La contracara de este boom exportador se vive puertas adentro, donde las familias tuvieron que cambiar drásticamente sus hábitos alimenticios debido a la pérdida del poder adquisitivo. El nivel de consumo local perforó pisos históricos y se ubicó en apenas 43,4 kilos anuales por habitante, la cifra más baja de las últimas dos décadas. La brecha entre lo que se produce para afuera y lo que queda en las mesas locales se agrandó de tal manera que hoy casi el 33% de la producción nacional se destina al comercio exterior, un porcentaje inédito para la tradición ganadera de nuestro país.

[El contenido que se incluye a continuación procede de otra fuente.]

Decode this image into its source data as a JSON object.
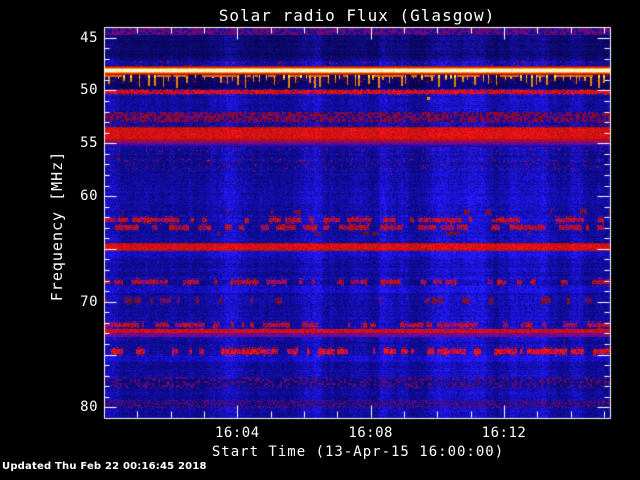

Desde el sector privado analizan este escenario con una mirada técnica sobre la macroeconomía. Miguel Schiariti aportó su visión sobre este fenómeno al señalar que «la devaluación del peso y la quita de retenciones hicieron que el mercado internacional sea mucho más atractivo para los productores, mientras que los salarios locales quedaron rezagados frente a los aumentos de la canasta básica». Las proyecciones para los próximos meses indican que, de mantenerse las condiciones actuales de competitividad cambiaria, la tendencia a mandar los cortes de calidad al exterior se va a profundizar, dejando el abastecimiento interno supeditado a lo que el bolsillo argentino pueda convalidar en el día a día.